I've gotten a fair amount of comments about my rather detailed food descriptions but this truly deserves some words as it was probably the best meal I've had on this voyage so far.  It was fun knowing what some of the food was after yesterday's little cooking adventure.  We started off with an awesome array of tapas including a spinach pie, fried zucchini ball, fried cheese stick, veal in a cabbage wrap, and  some great Tzatziki with bread.  I could have made a meal out of just those.  The later portion included a greek salad, a really good meat dish, rice, and potatoes.  The highlight: amazing baclava for dessert.  I don't think I've eaten that much food in a long time (if ever).  After lunch we stopped by the Hosios Loukas monastery.  There are some elaborate Byzantine mosaics in the church which is nestled on a beautifully picturesque mountainside.  If I ever decide to be a Greek Orthodox monk, this is where it would be.  Overall we had a really great trip.  In a recent email my dad mentioned how the description sounded like it would make the entire time in Greece worthwhile by itself.  Having now actually done the trip, I must agree.

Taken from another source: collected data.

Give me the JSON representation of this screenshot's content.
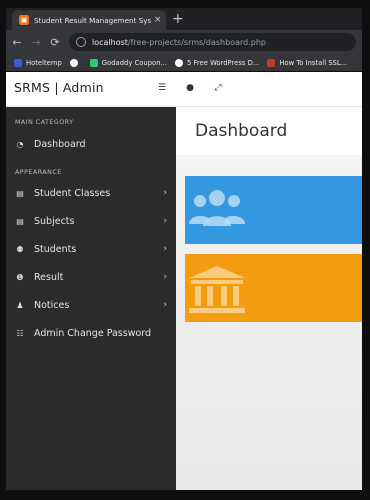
{
  "browser": {
    "tab_title": "Student Result Management Sys",
    "tab_close": "×",
    "new_tab": "+",
    "url_host": "localhost",
    "url_path": "/free-projects/srms/dashboard.php",
    "bookmarks": [
      "Hoteltemp",
      "Godaddy Coupon...",
      "5 Free WordPress D...",
      "How To Install SSL..."
    ]
  },
  "app": {
    "brand": "SRMS | Admin"
  },
  "sidebar": {
    "main_category_label": "MAIN CATEGORY",
    "appearance_label": "APPEARANCE",
    "items": [
      {
        "label": "Dashboard",
        "icon": "dashboard-icon"
      },
      {
        "label": "Student Classes",
        "icon": "file-icon"
      },
      {
        "label": "Subjects",
        "icon": "file-icon"
      },
      {
        "label": "Students",
        "icon": "users-icon"
      },
      {
        "label": "Result",
        "icon": "info-icon"
      },
      {
        "label": "Notices",
        "icon": "bell-icon"
      },
      {
        "label": "Admin Change Password",
        "icon": "list-icon"
      }
    ]
  },
  "main": {
    "page_title": "Dashboard"
  },
  "colors": {
    "sidebar_bg": "#2b2b2b",
    "card_blue": "#3398e0",
    "card_orange": "#f39c12"
  }
}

I didn't really have anything to do this evening so I decided to see if there was any possibility for me to tag along with the World Music class FDP (faculty directed practicum) to the Dora Stratou Dance and Music Theatre.  It's designed as a unique and super authentic show to demonstrate traditional rural Greek music and dance.  I was able to get on and the show was really incredible.  The venue is an outdoor theater nestled next to the Acropolis.  It was a performance showcasing over two hours of music and dance.  FDPs like this are what makes Semester at Sea unique.  It's so cool to be on a first name basis with a published ethnomusicologist and music professor and, following a great lecture, casually have a conversation about some of the history and technicalities of the performance.  I enjoyed the music quite a bit; it was fun to try and pick out some of the modes (musical jargon) and compare the very loose Alberti clarinet playing to what we typically consider western style.  Those attending were invited to go out to a Tavern with the professor after the show and, while I would liked to have gone, I was so exhausted from the long day at Delphi I figured it would be a good idea to head back for the ship and call it an night.